Table 1 presents the baseline demographics of participants who were involved in the study.
Table 1
Subject demographics at baseline
subject | age | MMSE | FMA | MAL14 | Self -Efficacy | MRS | BBT (affected) | BBT (un affected) | Time since stroke (months) | Time since rehabilitation (months) |
1 | 64 | 26 | 63 | 7.2 | 6.4 | 2 | 16 | 29 | 58 | 20 |
2 | 52 | 29 | 62 | 5.6 | 10.0 | 2 | 65 | 81 | 6 | 4 |
3 | 63 | 28 | 62 | 5.6 | 8.5 | 3 | 32 | 59 | 13 | 6 |
4 | 65 | 27 | 32 | 5.0 | 5.9 | 3 | 0 | 57 | 24 | 21 |
5 | 65 | 30 | 62 | 4.5 | 7.4 | 3 | 19 | 63 | 14 | 9 |
6 | 70 | 29 | 33 | 4.7 | 10.0 | 2 | 2 | 68 | 7 | 3 |
7 | 21 | 30 | 55 | 4.7 | 6.1 | 2 | 20 | 32 | 110 | 57 |
8 | 62 | 30 | 64 | 7.1 | 7.5 | 2 | 45 | 64 | 24 | .5 |
9 | 56 | 30 | 65 | 7.9 | 9.7 | 2 | 48 | 54 | 3 | 1 |
10 | 63 | 30 | 35 | 5.1 | 7.3 | 3 | 36 | 60 | 5 | 4 |
MMSE; Mini-Mental State Examination (0–30) |
FMA; Fugl-Meyer Assessment (0–66) |
MAL14; Motor Activity Log-14 (0–10) |
Self-Efficacy; Self-efficacy for Exercise Scale (0–10) |
MRS; Modified Rankine Score (0–6) |
BBT; Box and Block Test |
AIM 1: to determine if the addition of concurrent visual feedback, via a tablet computer, will increase adherence to an upper limb home exercise program in people with stroke
Overall, a significant effect was observed in 4 out of the 10 cases (participants 1, 5, 7, 10), as demonstrated by 2 successive data points occurring outside the 2 SD band during the intervention phase, meaning that these participants performed a significantly greater amount of exercise when they were using the tablet computer to provide feedback. These results are represented in Fig. 1.

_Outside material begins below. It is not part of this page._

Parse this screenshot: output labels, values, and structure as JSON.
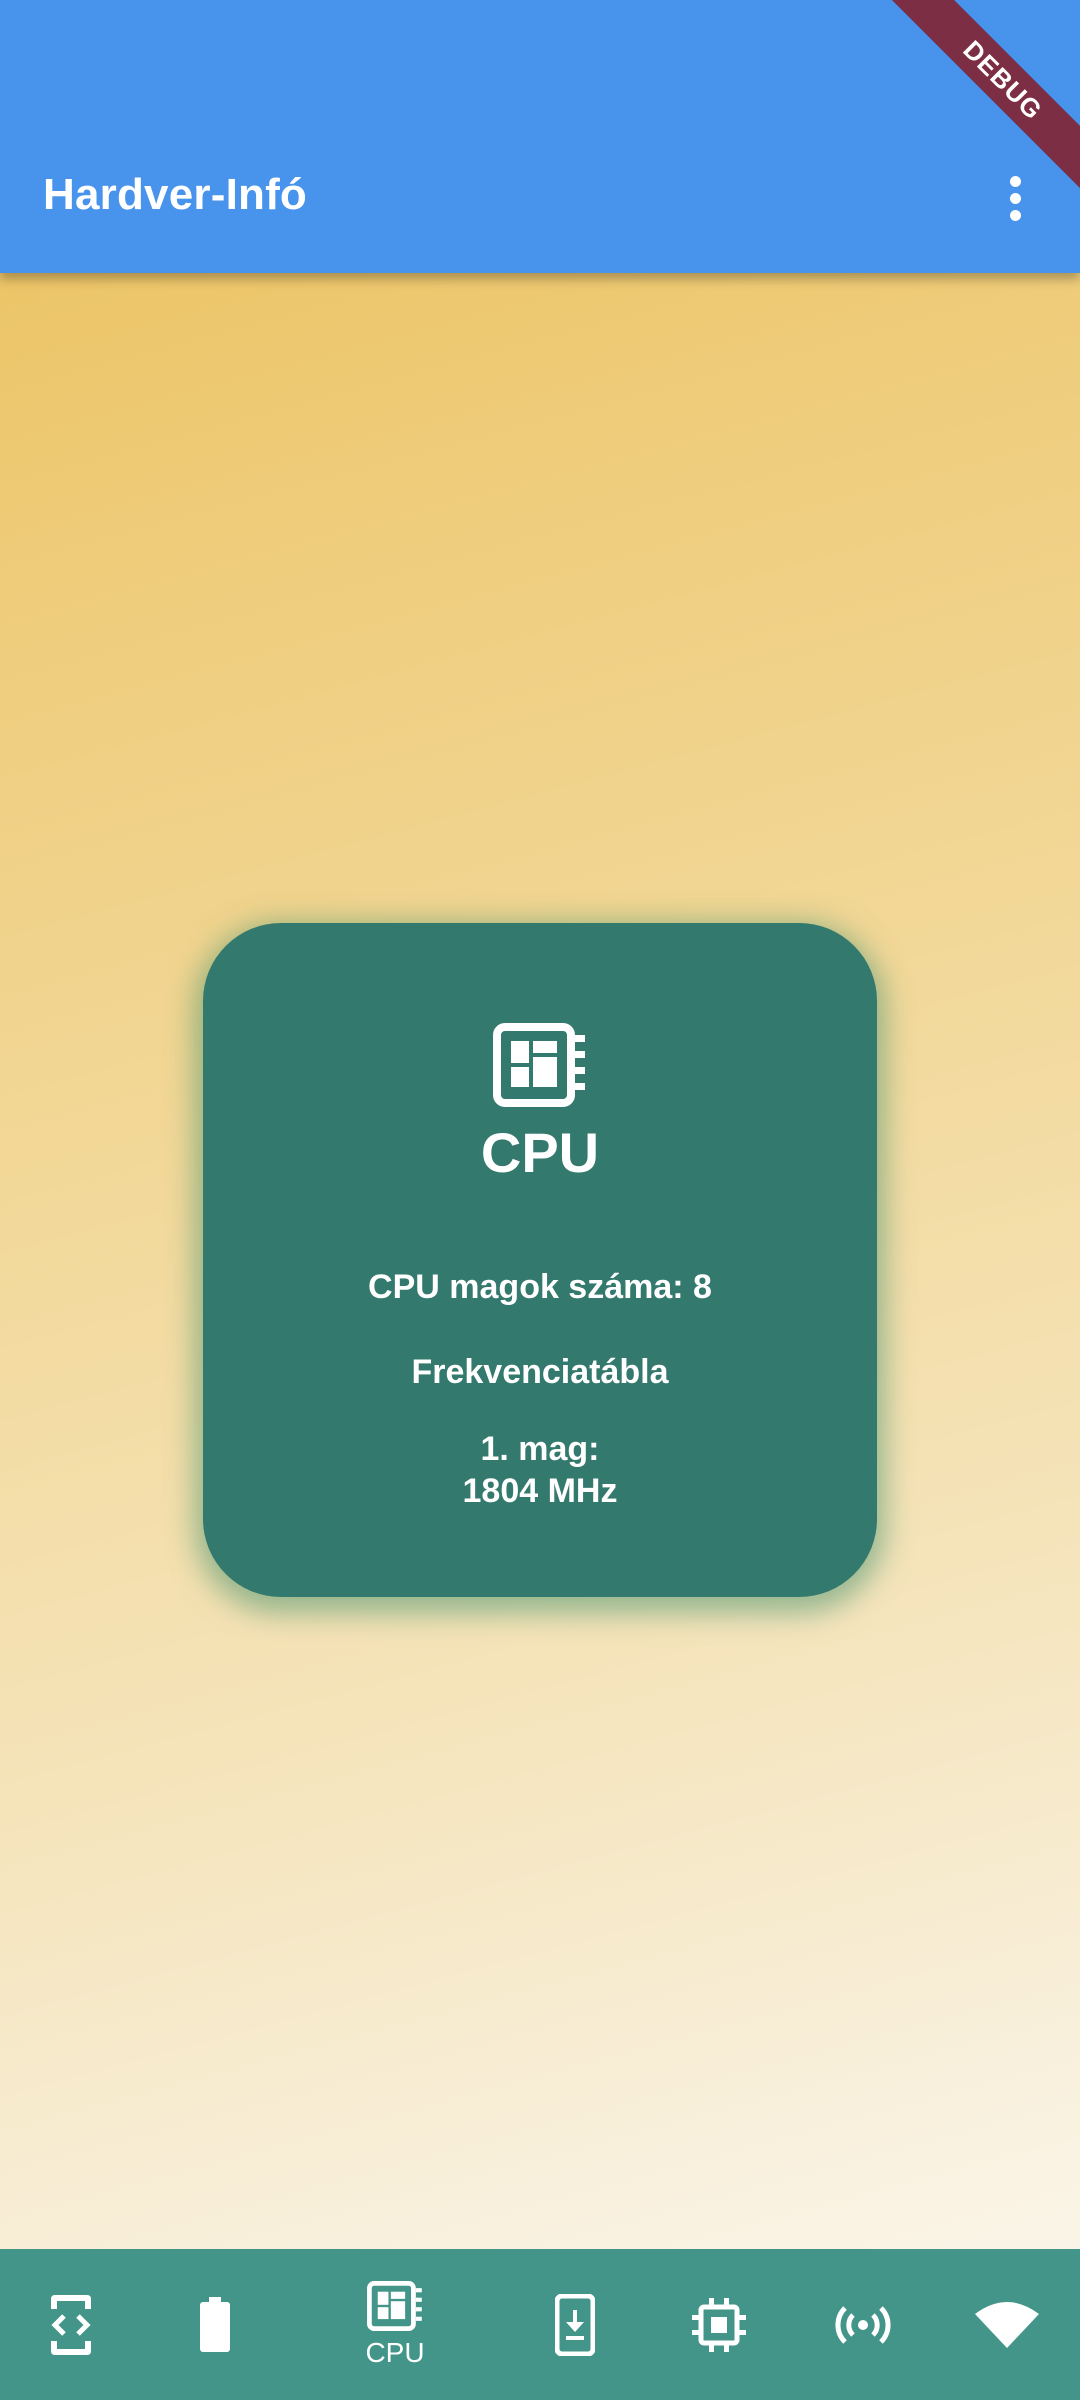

Furthermore, one participant (participant 9) showed a statistically significant reduction in performance at follow-up when the tablet computer was removed (Fig. 2). Participant 1 also demonstrated a statistically significant increase in exercise during the follow-up period.

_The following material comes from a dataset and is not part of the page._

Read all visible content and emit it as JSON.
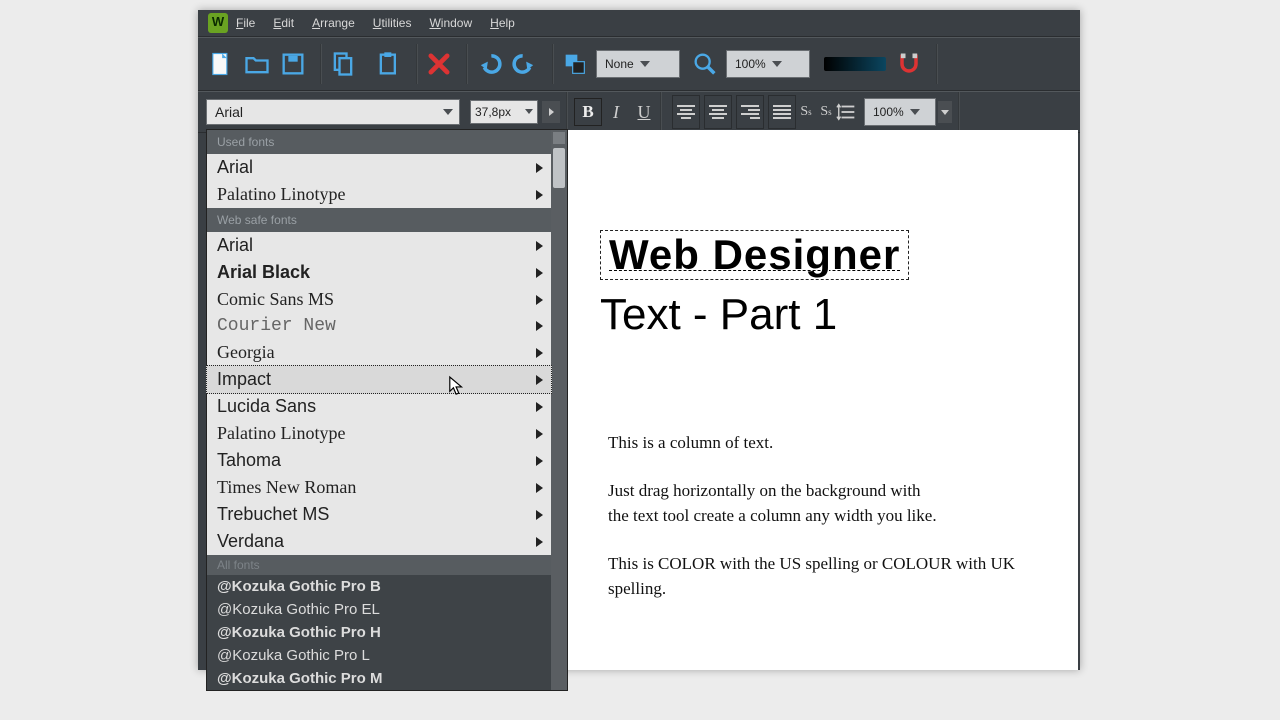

Nine participants reported that they enjoyed the tablet computer and found it beneficial in terms of giving feedback and improving engagement. Participant 1 reported that he did not like the experience of using the tablet computer as he felt like he was being watched, despite this discomfort, he still self-reported a perception that being recorded improved his adherence.
AIM 2: to assess the feasibility of use of upper limb accelerometry as a method of monitoring upper limb activity
Accelerometry acceptability was measured via the System Usability Scale. The mean score for the System Usability Scale was 96.5 out of 100, indicating a high level of usability.
The accelerometer devices provided objective data representing exercise times. However, there were several problems in terms of data collection. Issues that arose included missing data (participants 4, 9, 10); despite reportedly charging the devices, data were missing during the last three days of exercise in Participants 4 and 9. One device malfunctioned during the final week for Participant 10. Two participants forgot to put devices on and/or off (participants 2 and 5), on one occasion for each participant. A further two participants forgot to charge the accelerometers (participants 1 and 7), and participant 7 had no recorded data after day 15. Two participants were unable to put the device on the non-affected wrist without assistance (participants 4 and 6).
There were no issues with accelerometry utility or data collection in participants 3 and 8.